We already know that ultraviolet radiation is a practical antibacterial and antiviral agent. Speaking of the flu, it manages to break the molecules that make up its DNA. The problem is that exceeding the dose can cause skin cancer or cataracts in humans. Now, a team of researchers from the Medical Center of Columbia University (USA), has managed to adjust the dose so that the ultraviolet radiation ends with the flu virus without any negative side effects for humans.
Thus, thanks to continuous low doses of far ultraviolet radiation (far-UVC) they can annihilate the flu virus transported by air without damaging human tissues. The findings suggest that the use of far ultraviolet radiation in hospitals, doctors' offices, schools, airports, airplanes and other similar public spaces could provide powerful control of seasonal influenza epidemics, as well as pandemics of the virus of the flu.

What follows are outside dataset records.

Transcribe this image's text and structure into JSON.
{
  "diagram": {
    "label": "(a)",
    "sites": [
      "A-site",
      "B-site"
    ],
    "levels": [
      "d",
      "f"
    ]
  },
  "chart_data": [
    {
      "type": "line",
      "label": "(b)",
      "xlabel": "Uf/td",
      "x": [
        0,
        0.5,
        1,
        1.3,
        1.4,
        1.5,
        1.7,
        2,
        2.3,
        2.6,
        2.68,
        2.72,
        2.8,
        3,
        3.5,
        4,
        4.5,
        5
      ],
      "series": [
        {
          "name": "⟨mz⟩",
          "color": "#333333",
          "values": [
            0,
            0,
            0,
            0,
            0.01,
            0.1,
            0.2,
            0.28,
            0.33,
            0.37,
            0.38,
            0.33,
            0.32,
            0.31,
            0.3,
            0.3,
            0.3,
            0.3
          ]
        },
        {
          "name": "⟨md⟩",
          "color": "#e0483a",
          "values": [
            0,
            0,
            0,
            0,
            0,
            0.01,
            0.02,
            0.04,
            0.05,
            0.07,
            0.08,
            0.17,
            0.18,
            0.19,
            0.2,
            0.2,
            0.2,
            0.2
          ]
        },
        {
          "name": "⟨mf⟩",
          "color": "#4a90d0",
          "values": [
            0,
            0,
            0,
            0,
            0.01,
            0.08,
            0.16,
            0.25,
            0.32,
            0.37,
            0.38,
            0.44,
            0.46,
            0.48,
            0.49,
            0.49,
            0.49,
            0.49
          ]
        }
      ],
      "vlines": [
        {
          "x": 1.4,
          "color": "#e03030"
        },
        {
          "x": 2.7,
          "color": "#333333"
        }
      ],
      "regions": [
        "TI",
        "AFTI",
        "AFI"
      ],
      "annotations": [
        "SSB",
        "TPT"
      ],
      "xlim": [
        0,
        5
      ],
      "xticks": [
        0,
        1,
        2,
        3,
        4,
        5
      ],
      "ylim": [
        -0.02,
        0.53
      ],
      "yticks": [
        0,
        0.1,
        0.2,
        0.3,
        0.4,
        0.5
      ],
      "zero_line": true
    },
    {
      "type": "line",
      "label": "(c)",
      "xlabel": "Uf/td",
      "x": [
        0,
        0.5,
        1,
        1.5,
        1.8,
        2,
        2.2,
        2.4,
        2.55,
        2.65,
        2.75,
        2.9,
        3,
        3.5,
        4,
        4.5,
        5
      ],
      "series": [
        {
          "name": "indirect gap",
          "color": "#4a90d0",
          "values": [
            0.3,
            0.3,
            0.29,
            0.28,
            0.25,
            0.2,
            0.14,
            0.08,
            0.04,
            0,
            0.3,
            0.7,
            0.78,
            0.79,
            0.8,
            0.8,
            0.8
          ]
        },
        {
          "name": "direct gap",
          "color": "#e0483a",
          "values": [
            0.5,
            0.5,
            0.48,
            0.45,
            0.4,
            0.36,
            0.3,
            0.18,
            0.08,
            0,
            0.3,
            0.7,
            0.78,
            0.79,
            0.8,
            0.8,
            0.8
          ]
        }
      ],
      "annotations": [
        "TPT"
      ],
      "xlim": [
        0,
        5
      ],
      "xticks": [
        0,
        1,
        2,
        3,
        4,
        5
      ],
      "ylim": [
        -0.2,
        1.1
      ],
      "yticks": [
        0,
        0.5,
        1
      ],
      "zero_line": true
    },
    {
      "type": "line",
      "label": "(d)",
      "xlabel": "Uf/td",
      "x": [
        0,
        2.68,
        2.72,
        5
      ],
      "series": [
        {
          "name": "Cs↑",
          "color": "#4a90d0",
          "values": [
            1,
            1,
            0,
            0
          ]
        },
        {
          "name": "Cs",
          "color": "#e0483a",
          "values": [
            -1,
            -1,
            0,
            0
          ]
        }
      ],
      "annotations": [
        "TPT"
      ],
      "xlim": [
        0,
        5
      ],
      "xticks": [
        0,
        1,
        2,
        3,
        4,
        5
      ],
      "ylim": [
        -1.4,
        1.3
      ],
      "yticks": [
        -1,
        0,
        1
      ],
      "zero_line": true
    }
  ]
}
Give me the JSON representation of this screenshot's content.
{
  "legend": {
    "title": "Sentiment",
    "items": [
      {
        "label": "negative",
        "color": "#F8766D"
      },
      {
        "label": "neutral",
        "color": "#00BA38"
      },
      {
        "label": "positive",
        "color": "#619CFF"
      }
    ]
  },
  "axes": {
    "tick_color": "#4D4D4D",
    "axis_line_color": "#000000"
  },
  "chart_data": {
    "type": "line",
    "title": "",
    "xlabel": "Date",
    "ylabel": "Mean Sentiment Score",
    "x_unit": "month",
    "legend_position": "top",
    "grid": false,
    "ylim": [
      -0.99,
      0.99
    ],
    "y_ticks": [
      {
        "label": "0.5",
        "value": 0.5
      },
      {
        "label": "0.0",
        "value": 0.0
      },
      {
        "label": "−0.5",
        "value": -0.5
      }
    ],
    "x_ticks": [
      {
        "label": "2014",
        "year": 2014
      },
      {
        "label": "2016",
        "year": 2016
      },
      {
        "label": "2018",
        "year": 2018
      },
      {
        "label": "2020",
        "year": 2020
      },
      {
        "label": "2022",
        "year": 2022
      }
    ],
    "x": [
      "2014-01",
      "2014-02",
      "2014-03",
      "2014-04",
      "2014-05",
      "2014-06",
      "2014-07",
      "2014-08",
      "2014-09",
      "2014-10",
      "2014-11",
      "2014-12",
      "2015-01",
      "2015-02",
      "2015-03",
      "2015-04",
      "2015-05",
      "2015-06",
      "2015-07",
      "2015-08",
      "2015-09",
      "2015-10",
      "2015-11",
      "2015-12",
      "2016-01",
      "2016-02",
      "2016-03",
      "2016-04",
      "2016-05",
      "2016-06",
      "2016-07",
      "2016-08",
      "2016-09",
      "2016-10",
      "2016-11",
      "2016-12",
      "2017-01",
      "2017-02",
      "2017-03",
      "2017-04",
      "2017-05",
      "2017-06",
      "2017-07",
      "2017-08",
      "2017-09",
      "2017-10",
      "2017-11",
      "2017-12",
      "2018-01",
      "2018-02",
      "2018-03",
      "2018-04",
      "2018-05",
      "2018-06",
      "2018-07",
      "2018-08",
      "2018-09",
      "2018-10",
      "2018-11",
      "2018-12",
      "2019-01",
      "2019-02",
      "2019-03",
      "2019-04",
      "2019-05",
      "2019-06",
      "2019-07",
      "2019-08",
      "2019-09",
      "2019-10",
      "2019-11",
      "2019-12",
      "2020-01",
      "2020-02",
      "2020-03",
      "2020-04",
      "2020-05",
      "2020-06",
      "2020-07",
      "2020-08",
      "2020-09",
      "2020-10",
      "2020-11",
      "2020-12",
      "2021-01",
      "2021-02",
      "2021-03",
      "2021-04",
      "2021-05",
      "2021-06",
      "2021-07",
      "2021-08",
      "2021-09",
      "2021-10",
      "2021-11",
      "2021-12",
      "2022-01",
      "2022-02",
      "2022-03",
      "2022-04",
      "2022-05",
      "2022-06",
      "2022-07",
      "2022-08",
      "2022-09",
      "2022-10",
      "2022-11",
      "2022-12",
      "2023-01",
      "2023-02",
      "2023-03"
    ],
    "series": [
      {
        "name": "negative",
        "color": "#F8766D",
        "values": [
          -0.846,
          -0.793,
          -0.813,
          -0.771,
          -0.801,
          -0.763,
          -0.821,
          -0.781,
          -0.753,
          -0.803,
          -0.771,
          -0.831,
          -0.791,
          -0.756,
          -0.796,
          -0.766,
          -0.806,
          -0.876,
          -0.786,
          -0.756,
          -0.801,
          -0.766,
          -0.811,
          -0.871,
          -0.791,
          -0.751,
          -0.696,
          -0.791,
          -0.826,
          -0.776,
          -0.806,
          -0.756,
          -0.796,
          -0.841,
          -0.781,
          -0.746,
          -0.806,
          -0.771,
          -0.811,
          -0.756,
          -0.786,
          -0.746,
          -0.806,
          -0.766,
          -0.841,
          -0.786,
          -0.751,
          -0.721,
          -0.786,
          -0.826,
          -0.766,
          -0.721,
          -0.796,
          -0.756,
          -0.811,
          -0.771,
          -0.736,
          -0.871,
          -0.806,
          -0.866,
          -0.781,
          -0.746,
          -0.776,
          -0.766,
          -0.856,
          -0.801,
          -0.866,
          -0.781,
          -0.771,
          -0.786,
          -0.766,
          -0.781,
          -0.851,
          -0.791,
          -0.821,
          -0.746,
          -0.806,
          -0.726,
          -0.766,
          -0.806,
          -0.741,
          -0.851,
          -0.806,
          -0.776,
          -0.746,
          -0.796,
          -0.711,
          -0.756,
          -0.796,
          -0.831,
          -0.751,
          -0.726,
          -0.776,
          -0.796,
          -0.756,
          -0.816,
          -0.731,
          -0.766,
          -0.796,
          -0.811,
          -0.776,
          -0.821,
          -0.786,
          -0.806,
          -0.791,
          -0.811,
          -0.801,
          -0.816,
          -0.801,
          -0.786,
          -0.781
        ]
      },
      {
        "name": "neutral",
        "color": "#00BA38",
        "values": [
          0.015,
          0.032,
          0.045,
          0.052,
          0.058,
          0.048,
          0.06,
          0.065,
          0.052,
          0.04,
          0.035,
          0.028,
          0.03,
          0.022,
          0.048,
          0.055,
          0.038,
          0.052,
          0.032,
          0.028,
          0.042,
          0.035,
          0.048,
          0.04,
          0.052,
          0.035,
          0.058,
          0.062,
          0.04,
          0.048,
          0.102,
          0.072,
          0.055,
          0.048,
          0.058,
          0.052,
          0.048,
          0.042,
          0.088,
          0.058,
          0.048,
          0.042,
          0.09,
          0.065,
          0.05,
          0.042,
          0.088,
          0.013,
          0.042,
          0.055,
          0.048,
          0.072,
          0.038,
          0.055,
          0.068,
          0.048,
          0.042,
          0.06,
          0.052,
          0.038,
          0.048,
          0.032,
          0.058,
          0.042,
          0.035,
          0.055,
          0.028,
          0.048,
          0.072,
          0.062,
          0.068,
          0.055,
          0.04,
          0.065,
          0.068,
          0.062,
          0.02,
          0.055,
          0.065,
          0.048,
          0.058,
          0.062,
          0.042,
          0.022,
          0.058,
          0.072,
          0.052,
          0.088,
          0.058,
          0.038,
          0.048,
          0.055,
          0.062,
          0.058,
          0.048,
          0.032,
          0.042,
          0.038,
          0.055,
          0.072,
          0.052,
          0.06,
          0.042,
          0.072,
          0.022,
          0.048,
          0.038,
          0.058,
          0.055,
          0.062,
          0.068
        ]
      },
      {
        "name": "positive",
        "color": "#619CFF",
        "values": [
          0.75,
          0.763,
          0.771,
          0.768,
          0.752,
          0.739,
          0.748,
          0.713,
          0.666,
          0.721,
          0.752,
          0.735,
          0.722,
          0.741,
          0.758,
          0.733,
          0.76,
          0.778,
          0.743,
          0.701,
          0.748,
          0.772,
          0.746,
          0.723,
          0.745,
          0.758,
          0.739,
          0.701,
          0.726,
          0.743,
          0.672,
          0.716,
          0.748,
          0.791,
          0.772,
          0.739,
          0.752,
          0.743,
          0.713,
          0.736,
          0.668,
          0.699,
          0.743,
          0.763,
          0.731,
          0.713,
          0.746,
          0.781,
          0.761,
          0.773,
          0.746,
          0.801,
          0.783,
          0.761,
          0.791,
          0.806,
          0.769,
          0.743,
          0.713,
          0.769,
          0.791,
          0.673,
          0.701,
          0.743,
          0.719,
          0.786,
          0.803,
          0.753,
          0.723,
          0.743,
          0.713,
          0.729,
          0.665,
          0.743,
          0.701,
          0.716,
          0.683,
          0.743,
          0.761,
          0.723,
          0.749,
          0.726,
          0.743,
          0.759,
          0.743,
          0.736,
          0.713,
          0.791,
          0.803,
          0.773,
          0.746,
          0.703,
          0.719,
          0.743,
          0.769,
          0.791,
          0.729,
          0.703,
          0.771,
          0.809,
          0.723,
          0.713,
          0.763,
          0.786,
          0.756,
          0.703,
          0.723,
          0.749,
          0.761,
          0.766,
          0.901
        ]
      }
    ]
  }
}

Scientists have known for decades that this broad-spectrum ultraviolet light, which has a wavelength between 200 and 400 nanometers, is highly effective in killing bacteria and viruses by destroying the molecular bonds that hold their DNA together. This conventional UV light is routinely used to decontaminate surgical equipment, for example.
"Unfortunately, conventional germicidal ultraviolet light is also a risk to human health," recalls David J. Brenner, leader of the work.
Several years ago, Brenner and his colleagues hypothesized that a narrow spectrum of ultraviolet light called distant UVC could kill microbes without damaging healthy tissue. "The far ultraviolet light has a very limited range and can not pass through the outer layer of dead skin cells of the human skin or the tears layer of the eye, so it is not a health risk, but viruses and bacteria are much smaller than human cells and distant UVC light can reach their DNA and kill them, "says Brenner.
The influenza virus is transmitted from person to person mainly through fine liquid drops, or aerosols, which are transmitted in the air when someone with the flu virus sneezes or coughs. The new study was designed to test whether far ultraviolet light could efficiently kill the influenza virus in the air, in an environment similar to a public space.
In the study, the H1N1 virus, a common strain of influenza virus, was sprayed in a test chamber and exposed to very low doses of 222 nm of far ultraviolet light. A control group of the virus was not exposed to UVC light. The experiment showed that far UVC light effectively killed off the influenza virus, with approximately the same efficacy as conventional UV light.
"If our results are confirmed in other environments, it follows that the use of low-level UVC indirect light in public places would be a safe and efficient method to limit the transmission and spread of airborne microbial diseases, such as influenza and tuberculosis, "says Brenner in the journal Science Reports.
The negative side of this innovative UV light bulb is that it would cost about $ 1,000 per lamp, a price that would surely be reduced if the lamps were mass produced.